W roku 1939 napadły na Polskę dwie europejskie potęgi. Postępowanie Hitlera i Stalina wobec naszego kraju było bardziej drastyczne niż teraz Putina wobec napadniętego sąsiada. Nikt wtedy nie kiwnął palcem, nikt nie chciał „umierać za Gdańsk”. Teraz „umiera” za Kijów cała Europa, mimo że dopadła ją z tego powodu inflacja i czeka groźna zima w słabo ogrzanych mieszkaniach. Wszyscy odczuwają brak gazu, ropy i węgla.
Ukrainę wspieramy solidarnie. Jest to pomoc nie tylko humanitarna, ale i wojskowa, a Polska jest w szpicy krajów, które... podgrzewają tę wojnę. W sumie – na własną zgubę.
Należę również do tych, którzy mało wiedzą, jakiej Ukrainy bronimy, jakie wartości wspieramy i o jakie wartości Ukraina walczy?
Nie potrafię także zauważyć podstawowych różnic w sytuacji polityczno-gospodarczo-społecznej obu tych państw. Jeszcze niedawno słyszałem, że zarówno w Rosji, jak i na Ukrainie kwitnie korupcja jak nigdzie, że rządzą tam korporacje powiązane z zagranicznym kapitałem, że dolce vita mają tam defraudanci, kombinatorzy i dorobkiewicze.
Mam swoje lata i jakie takie doświadczenie. I stąd jestem przekonany, że Ukraina nie pokona Rosji choćby dlatego, że nie chce tego międzynarodowy kapitał, nie chce tego świat. Rosja nie zniknie z mapy naszego globu, bo – zwyczajnie – jest światu potrzebna. A Putin? Ile jeszcze porządzi?

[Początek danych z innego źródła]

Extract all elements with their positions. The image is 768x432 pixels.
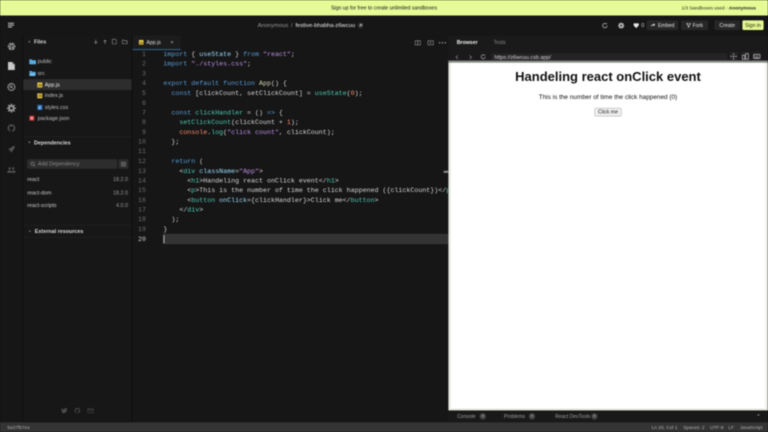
svg-text:JS: JS bbox=[139, 41, 143, 45]
svg-text:#: # bbox=[39, 106, 41, 110]
svg-text:JS: JS bbox=[38, 83, 42, 87]
svg-text:JS: JS bbox=[38, 94, 42, 98]
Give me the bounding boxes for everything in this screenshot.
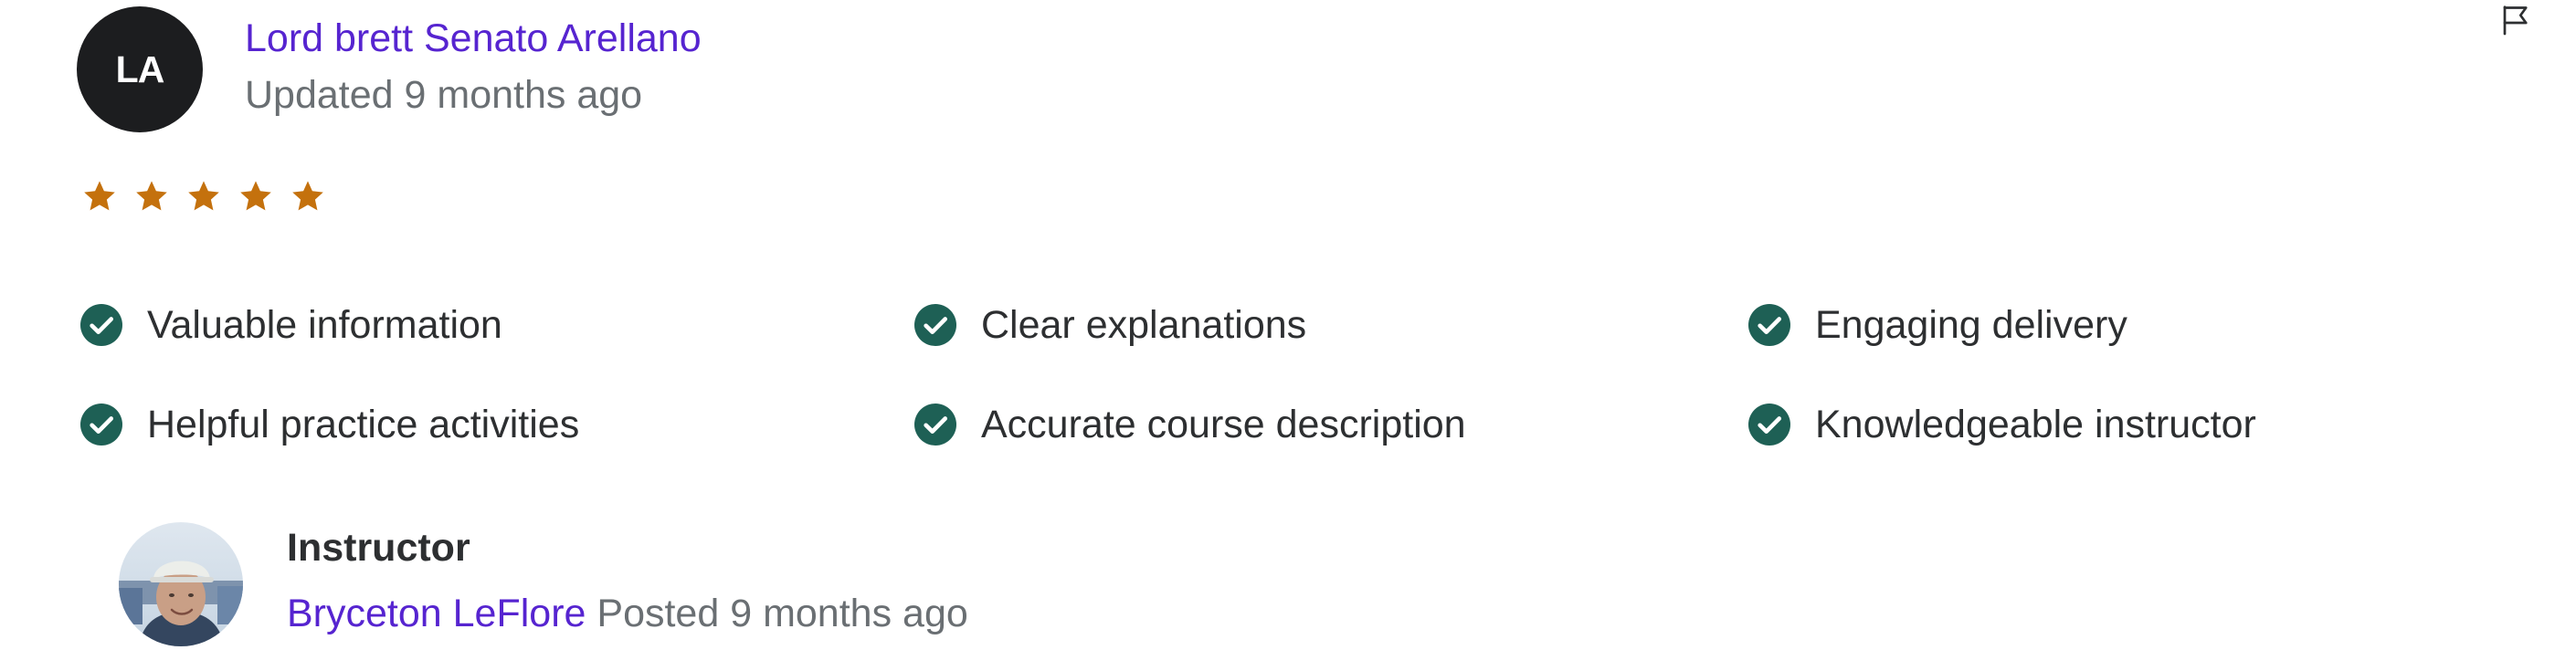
review-tag: Clear explanations	[914, 299, 1748, 351]
review-tag-label: Knowledgeable instructor	[1815, 403, 2256, 446]
review-tag-label: Clear explanations	[981, 303, 1307, 347]
review-tag: Knowledgeable instructor	[1748, 399, 2501, 450]
instructor-photo	[119, 522, 243, 646]
star-icon	[240, 181, 271, 211]
review-tag-label: Valuable information	[147, 303, 502, 347]
check-circle-icon	[1748, 404, 1790, 446]
instructor-posted-time: Posted 9 months ago	[596, 592, 968, 635]
check-circle-icon	[80, 304, 122, 346]
reviewer-avatar: LA	[77, 6, 203, 132]
review-tag: Helpful practice activities	[80, 399, 914, 450]
reviewer-initials: LA	[115, 47, 165, 90]
check-circle-icon	[80, 404, 122, 446]
instructor-avatar[interactable]	[119, 522, 243, 646]
flag-icon[interactable]	[2499, 4, 2532, 37]
star-icon	[136, 181, 167, 211]
review-tag-label: Helpful practice activities	[147, 403, 580, 446]
review-tags: Valuable information Clear explanations …	[80, 299, 2501, 450]
review-updated-time: Updated 9 months ago	[245, 73, 643, 117]
star-icon	[188, 181, 219, 211]
review-tag: Accurate course description	[914, 399, 1748, 450]
check-circle-icon	[914, 304, 956, 346]
review-tag: Engaging delivery	[1748, 299, 2501, 351]
reviewer-name-link[interactable]: Lord brett Senato Arellano	[245, 13, 702, 64]
review-tag-label: Engaging delivery	[1815, 303, 2127, 347]
check-circle-icon	[1748, 304, 1790, 346]
star-rating	[82, 179, 325, 214]
instructor-name-link[interactable]: Bryceton LeFlore	[287, 592, 586, 635]
check-circle-icon	[914, 404, 956, 446]
review-tag-label: Accurate course description	[981, 403, 1466, 446]
star-icon	[292, 181, 323, 211]
instructor-response-heading: Instructor	[287, 526, 470, 570]
star-icon	[84, 181, 115, 211]
instructor-response-meta: Bryceton LeFlore Posted 9 months ago	[287, 588, 968, 639]
review-card: LA Lord brett Senato Arellano Updated 9 …	[0, 0, 2576, 650]
review-tag: Valuable information	[80, 299, 914, 351]
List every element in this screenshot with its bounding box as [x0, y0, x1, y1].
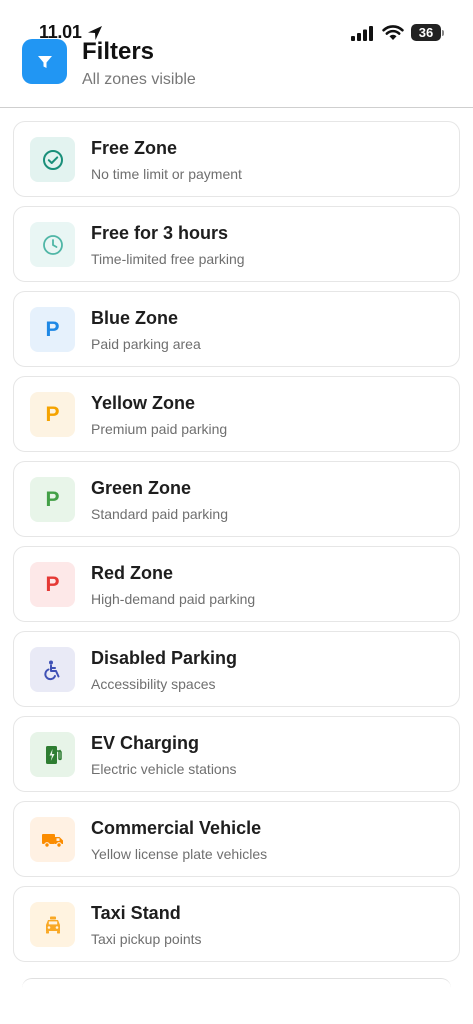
- parking-letter: P: [45, 317, 60, 341]
- zone-item-free-zone[interactable]: Free Zone No time limit or payment: [13, 121, 460, 197]
- parking-letter: P: [45, 572, 60, 596]
- parking-p-icon: P: [30, 307, 75, 352]
- zone-title: Green Zone: [91, 478, 192, 498]
- zone-description: Yellow license plate vehicles: [91, 846, 268, 862]
- parking-letter: P: [45, 402, 60, 426]
- parking-p-icon: P: [30, 477, 75, 522]
- filter-header: Filters All zones visible: [0, 38, 473, 108]
- zone-description: No time limit or payment: [91, 166, 242, 182]
- zone-description: Electric vehicle stations: [91, 761, 237, 777]
- parking-p-icon: P: [30, 562, 75, 607]
- zone-title: Commercial Vehicle: [91, 818, 262, 838]
- parking-p-icon: P: [30, 392, 75, 437]
- zone-description: Accessibility spaces: [91, 676, 216, 692]
- zone-title: Disabled Parking: [91, 648, 238, 668]
- taxi-icon: [30, 902, 75, 947]
- page-title: Filters: [82, 38, 155, 65]
- zone-item-red-zone[interactable]: P Red Zone High-demand paid parking: [13, 546, 460, 622]
- check-circle-icon: [30, 137, 75, 182]
- zone-item-taxi-stand[interactable]: Taxi Stand Taxi pickup points: [13, 886, 460, 962]
- zone-item-yellow-zone[interactable]: P Yellow Zone Premium paid parking: [13, 376, 460, 452]
- clock-icon: [30, 222, 75, 267]
- zone-title: Red Zone: [91, 563, 174, 583]
- zone-item-free-3-hours[interactable]: Free for 3 hours Time-limited free parki…: [13, 206, 460, 282]
- zone-description: Premium paid parking: [91, 421, 228, 437]
- zone-title: Free Zone: [91, 138, 178, 158]
- zone-title: EV Charging: [91, 733, 200, 753]
- zone-title: Taxi Stand: [91, 903, 181, 923]
- zone-description: Time-limited free parking: [91, 251, 245, 267]
- header-divider: [0, 107, 473, 108]
- zone-item-ev-charging[interactable]: EV Charging Electric vehicle stations: [13, 716, 460, 792]
- zone-description: Paid parking area: [91, 336, 201, 352]
- zone-item-blue-zone[interactable]: P Blue Zone Paid parking area: [13, 291, 460, 367]
- truck-icon: [30, 817, 75, 862]
- parking-letter: P: [45, 487, 60, 511]
- zone-description: Taxi pickup points: [91, 931, 202, 947]
- zone-description: High-demand paid parking: [91, 591, 256, 607]
- zone-filter-list: Free Zone No time limit or payment Free …: [13, 121, 460, 971]
- zone-title: Yellow Zone: [91, 393, 196, 413]
- filter-icon: [22, 39, 67, 84]
- page-subtitle: All zones visible: [82, 71, 196, 88]
- next-list-item-edge: [22, 978, 451, 988]
- zone-description: Standard paid parking: [91, 506, 228, 522]
- zone-title: Free for 3 hours: [91, 223, 229, 243]
- zone-title: Blue Zone: [91, 308, 179, 328]
- accessible-icon: [30, 647, 75, 692]
- zone-item-commercial-vehicle[interactable]: Commercial Vehicle Yellow license plate …: [13, 801, 460, 877]
- zone-item-disabled-parking[interactable]: Disabled Parking Accessibility spaces: [13, 631, 460, 707]
- ev-charging-icon: [30, 732, 75, 777]
- zone-item-green-zone[interactable]: P Green Zone Standard paid parking: [13, 461, 460, 537]
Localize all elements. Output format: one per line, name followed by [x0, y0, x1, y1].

Machiavelli, jeden z najwybitniejszych znawców uprawiania polityki, twierdzi, że „jeśli wroga nie da się pokonać, to trzeba się dogadać”. I tak będzie! Zdecyduje rachunek ekonomiczny, a nie sentymenty. Nikt nie chce kupować tam, gdzie jest drożej.
Tyle że naszym politycznym amatorom będzie trudniej, bo nie tylko nasz prezydent wykrzykiwał, że „ze zbrodniarzami się nie rozmawia”. I może nawet nie wie, że ci w Waszyngtonie, gdzie chodzi na kolanach, mają ręce podobnie ubrudzone.